Was war mit den Bad Godesbergern los? Mochten sie keine A-cappella-Musik? Der Vorverkauf lief jedenfalls zäh, was nach den zwei vollen Konzerten in der Kölner Philharmonie befremdlich war. Als die Saaltüren sich am Abend öffneten, sah es dann aber ganz gut aus. Ein Pulk von Zuschauern strömte herein, und nach zwei Minuten waren mehr als die Hälfte der Plätze in dem großen Saal belegt. Leider kamen in der nächsten Stunde nur noch vereinzelte Nachzügler an, so dass in Bad Godesberg der Fall eintrat, dass der Saal sofort halbvoll war, dann aber auch halbvoll blieb. Ein ungewohnter Anblick bei Wise Guys Konzerten.

Weit mehr als Zuschauer auf den Stühlen gab es Glühbirnen im Saal. Acht große und drei noch größere Lampenkreise, die in Doppelreihen mit Lichtern versehen waren, hingen an der Decke und sahen wunderbar altmodisch aus. Ich finde so was ja klasse und hörte interessiert zu, als der zuständige Saalbeleuchter erklärte, dass sich die Ringe dimmen und sogar per Motor absenken lassen und damit Lichteffekte erreicht werden können. 60er-Jahre-Lightshow! Da ich noch etwas Zeit hatte, zählte ich mal eben durch und kam auf 1124 Glühbirnen à 25 Watt. Etwa 5 waren kaputt, blieben 1119 Lichter. Ich habe übrigens nur eine große und eine kleine Lichterrunde gezählt und dann multipliziert. Ich bin zwar blond, aber nicht doof. Wen’s interessiert: 50 x 2 x 8 + 54 x 2 x 3 - 5, wobei Punktrechnung vor Strichrechnung gilt. Hätte ich bei dieser souveränen Bewältigung mathematischer Aufgaben nicht doch Mathe studieren sollen? Übrigens ergeben 1119 Glühbirnen à 25 Watt genau 27.975 Watt und sind damit schon fast ein Wattenmeer. Ich weiß allerdings auch, warum ich nicht Mathe studiere, sondern lieber in Wise Guys Konzerte gehe.

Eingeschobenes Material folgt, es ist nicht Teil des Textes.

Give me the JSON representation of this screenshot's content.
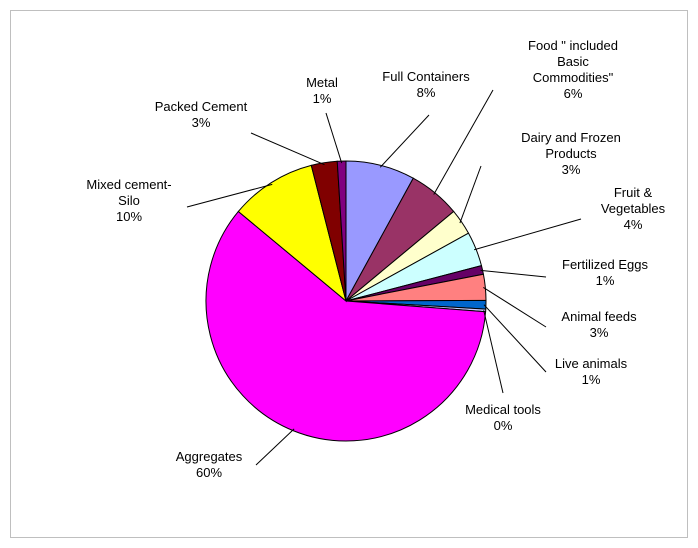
{
  "chart_data": {
    "type": "pie",
    "title": "",
    "start_angle_deg": 0,
    "direction": "clockwise",
    "slices": [
      {
        "label_lines": [
          "Full Containers"
        ],
        "value_label": "8%",
        "value": 8,
        "color": "#9999ff"
      },
      {
        "label_lines": [
          "Food \" included",
          "Basic",
          "Commodities\""
        ],
        "value_label": "6%",
        "value": 6,
        "color": "#993366"
      },
      {
        "label_lines": [
          "Dairy and Frozen",
          "Products"
        ],
        "value_label": "3%",
        "value": 3,
        "color": "#ffffcc"
      },
      {
        "label_lines": [
          "Fruit &",
          "Vegetables"
        ],
        "value_label": "4%",
        "value": 4,
        "color": "#ccffff"
      },
      {
        "label_lines": [
          "Fertilized Eggs"
        ],
        "value_label": "1%",
        "value": 1,
        "color": "#660066"
      },
      {
        "label_lines": [
          "Animal feeds"
        ],
        "value_label": "3%",
        "value": 3,
        "color": "#ff8080"
      },
      {
        "label_lines": [
          "Live animals"
        ],
        "value_label": "1%",
        "value": 1,
        "color": "#0066cc"
      },
      {
        "label_lines": [
          "Medical tools"
        ],
        "value_label": "0%",
        "value": 0.3,
        "color": "#ccccff"
      },
      {
        "label_lines": [
          "Aggregates"
        ],
        "value_label": "60%",
        "value": 60,
        "color": "#ff00ff"
      },
      {
        "label_lines": [
          "Mixed cement-",
          "Silo"
        ],
        "value_label": "10%",
        "value": 10,
        "color": "#ffff00"
      },
      {
        "label_lines": [
          "Packed Cement"
        ],
        "value_label": "3%",
        "value": 3,
        "color": "#800000"
      },
      {
        "label_lines": [
          "Metal"
        ],
        "value_label": "1%",
        "value": 1,
        "color": "#800080"
      }
    ]
  }
}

Das Konzert begann ein paar Minuten verspätet. (Ich hatte schon befürchtet, dass die Jungs warten würden, bis es voll wäre.) Showtime legte fetzig los und klang sogar richtig gut. Leider muß dieses Lied ja meistens zum endgültigen Live-Soundcheck herhalten, und bis bei der durch die Zuschauer veränderten Akustik wieder alles stimmt, ist das Lied oft fertig gesungen. Diesmal nicht, der Bass wummerte schön durch, die Stimmen waren gut zu verstehen und der Applaus danach klang nicht wie von 350, sondern wie von 420 erfreuten Zuschauern.

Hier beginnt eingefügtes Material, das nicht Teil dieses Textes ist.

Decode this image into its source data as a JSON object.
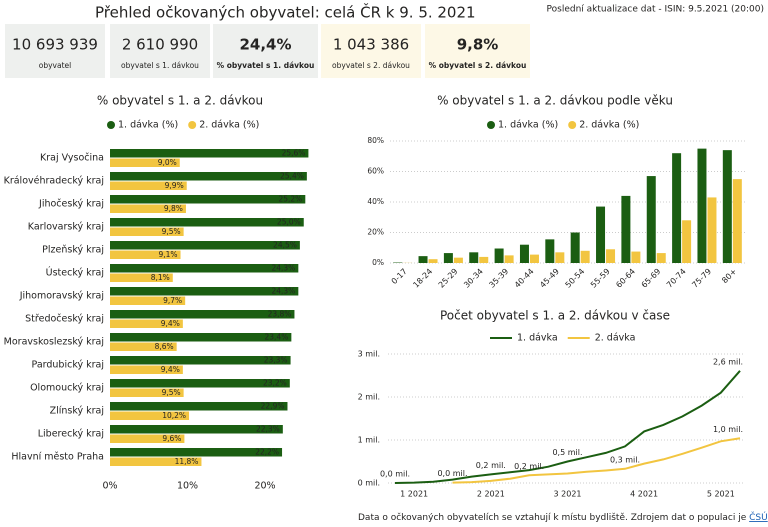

Dän begrüßte das Publikum, sprach von der “prachtvollen Arena” und erinnerte sich, dass es im letzten Jahr beim Konzert in der Bad Godesberger Stadthalle lange Tischreihen gegeben hatte, die an eine Karnevalssitzung erinnerten. “Allerdings sah es damit auch ein bisschen voller aus.” Grinsend erklärte er: “Wir haben bewusst keine Werbung gemacht, weil wir einmal im Jahr einen privaten, intimen Abend machen möchten. Das ist uns hier gelungen.” Gelächter im Publikum, das auch während des folgenden Frühlingsliedes wiederholt aufkam. Die Stimmung war sehr gut und die Zuschauer hatten keine Probleme damit, dass es nicht voll war. Allerdings blieben sie im Verlauf des Abends nicht von kleinen Hieben auf Bad Godesberg verschont, was eigentlich gemein war, denn die Leute, die im Konzert saßen, waren ja gekommen und kriegten nun ab, was für die Zuhausebleiber gedacht war. Trotzdem lachten sie über Sätze wie: “Die Wise Guys sind immer viel unterwegs. Manchmal fahren sie in große Städte, manchmal nach ... Bad Godesberg.”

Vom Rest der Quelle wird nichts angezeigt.